Der Luzernerring verbindet die Autobahn A3 mit den Quartieren im Westen von Basel, mit Allschwil (und dem Entwicklungsgebiet Bachgraben) und Frankreich. Wer hier mit dem Velo Richtung Bahnhof St. Johann oder Rhein unterwegs ist, muss sich mental auf die Kreuzung mit der Burgfelderstrasse vorbereiten. Für etwa 100 Meter ist nämlich der Velostreifen nach der noch zweispurig geführten Kreuzung unterbrochen. Kurz danach wird aber der Autoverkehr auf eine Spur reduziert. Das daraus resultierende Gedränge geht oft auf Kosten der Velos. Denn sie laufen Gefahr, von den vorbeirauschenden Autos und Lastwagen im grossen Einspurstress abgedrängt zu werden. Ein Unfall-Hotspot, manchmal sogar mit tödlichen Folgen. Zuletzt starb auf dieser Kreuzung 2021 eine Velofahrerin. Seit April 2022 sind jetzt immerhin Vorschläge für eine Umgestaltung in Prüfung – entschieden hat der Kanton aber bis dato noch nichts.

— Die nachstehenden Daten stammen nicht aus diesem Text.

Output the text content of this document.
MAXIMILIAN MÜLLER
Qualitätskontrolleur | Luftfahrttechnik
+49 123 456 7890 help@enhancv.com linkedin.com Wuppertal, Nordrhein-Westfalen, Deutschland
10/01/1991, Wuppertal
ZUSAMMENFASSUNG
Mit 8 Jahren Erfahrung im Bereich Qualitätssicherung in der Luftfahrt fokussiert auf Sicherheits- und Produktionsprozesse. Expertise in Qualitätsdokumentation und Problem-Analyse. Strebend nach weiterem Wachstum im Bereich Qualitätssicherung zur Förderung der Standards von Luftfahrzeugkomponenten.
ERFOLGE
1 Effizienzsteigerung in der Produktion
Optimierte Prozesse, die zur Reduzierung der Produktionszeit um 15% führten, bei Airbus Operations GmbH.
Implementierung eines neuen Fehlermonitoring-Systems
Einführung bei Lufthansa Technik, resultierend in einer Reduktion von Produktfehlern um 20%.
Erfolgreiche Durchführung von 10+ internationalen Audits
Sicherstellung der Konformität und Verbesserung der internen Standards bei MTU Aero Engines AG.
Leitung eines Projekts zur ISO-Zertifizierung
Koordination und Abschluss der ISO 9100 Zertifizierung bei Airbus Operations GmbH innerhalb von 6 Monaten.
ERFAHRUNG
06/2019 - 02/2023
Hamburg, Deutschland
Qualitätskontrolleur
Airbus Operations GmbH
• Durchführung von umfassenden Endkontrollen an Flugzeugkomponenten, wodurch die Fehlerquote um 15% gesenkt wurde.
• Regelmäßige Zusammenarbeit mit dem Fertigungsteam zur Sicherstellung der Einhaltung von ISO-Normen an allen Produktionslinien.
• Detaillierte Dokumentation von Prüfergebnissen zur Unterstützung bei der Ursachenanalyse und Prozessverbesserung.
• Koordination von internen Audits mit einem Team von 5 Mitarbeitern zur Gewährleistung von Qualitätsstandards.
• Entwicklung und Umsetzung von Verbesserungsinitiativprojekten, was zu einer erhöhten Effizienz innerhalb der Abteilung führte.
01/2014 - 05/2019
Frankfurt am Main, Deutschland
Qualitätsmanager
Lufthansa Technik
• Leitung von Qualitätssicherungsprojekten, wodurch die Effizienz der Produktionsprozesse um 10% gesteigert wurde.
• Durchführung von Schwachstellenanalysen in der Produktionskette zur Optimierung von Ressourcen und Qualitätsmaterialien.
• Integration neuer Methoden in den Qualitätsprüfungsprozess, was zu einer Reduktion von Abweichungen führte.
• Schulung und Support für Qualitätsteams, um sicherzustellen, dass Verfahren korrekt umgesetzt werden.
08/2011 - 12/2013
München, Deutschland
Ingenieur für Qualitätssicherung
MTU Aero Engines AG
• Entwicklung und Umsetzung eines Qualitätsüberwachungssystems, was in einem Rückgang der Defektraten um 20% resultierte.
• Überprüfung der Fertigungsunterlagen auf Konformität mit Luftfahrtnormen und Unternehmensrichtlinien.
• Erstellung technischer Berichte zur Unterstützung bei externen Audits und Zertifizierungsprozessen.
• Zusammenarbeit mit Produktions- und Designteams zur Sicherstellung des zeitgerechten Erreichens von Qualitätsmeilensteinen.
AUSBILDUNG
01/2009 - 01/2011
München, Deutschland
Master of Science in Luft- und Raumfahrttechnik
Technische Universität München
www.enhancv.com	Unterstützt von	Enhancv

Velo-Zürich: Kasernenstrasse in Richtung Stauffacher

Zürich Kasernenstrasse
Vom Hauptbahnhof Richtung Stauffacher haben Velos richtig viel Platz. (Bild: Michael Schallschmidt)

Vom Hauptbahnhof her fahrend Richtung Stauffacher wird es für die Velofahrer*innen plötzlich komfortabel: Direkt vor der Kaserne der Kantonspolizei wird der Veloweg über zwei Meter breit. Dieser Abschnitt ist neu: Im Zuge von sogenannten Sofortmassnahmen hat die Stadt Zürich Parkplätze abgebaut und dafür neu den Veloweg geschaffen. Solche Umverteilungen können schnell gehen, weil dafür nur an der Signalisation, nicht aber baulich etwas verändert werden muss. 

Einziger Wermutstropfen: Vor und nach diesem breiten Abschnitt wird der Weg wieder verengt, und die komfortablen Platzverhältnisse sind dahin.

Auto-Zürich: Horror Hohlstrasse

Hohlstrasse Zürich
Die Hohlstrasse von der Bäckeranlage Richtung Hardplatz: Kein Veloweg, Schlaglöcher, dürftige Beleuchtung. (Bild: Simon Jacoby)

Mit 50 Stundenkilometern und auf zwei Spuren düsen die Autos an den Velofahrenden vorbei auf der Hohlstrasse von der Bäckeranlage Richtung Hardplatz. Einen Veloweg gibt es nicht, und auf der rechten Seite der Fahrspur finden sich zahlreiche Schlaglöcher und Risse im Belag. Nachts ist es auf der Höhe des neuen Polizei- und Justizzentrums zudem ziemlich dunkel, sodass das Einspuren in der Mitte der beiden Fahrbahnen einer gefährlichen Mutprobe gleichkommt. 

Erst vor eineinhalb Jahren lehnten die linken Parteien im Stadtparlament eine kleine Verbesserung ab: Die Regierung wollte einen Veloweg von 1,5 Meter Breite bauen lassen, den zweiradfreundlichen Parteien war dies zu wenig. Die Autos hingegen haben es gut auf diesem Abschnitt: Von der Seebahnstrasse her kommend können sie auf zwei smoothen Bahnen Richtung Hardbrücke oder Altstetten einspuren.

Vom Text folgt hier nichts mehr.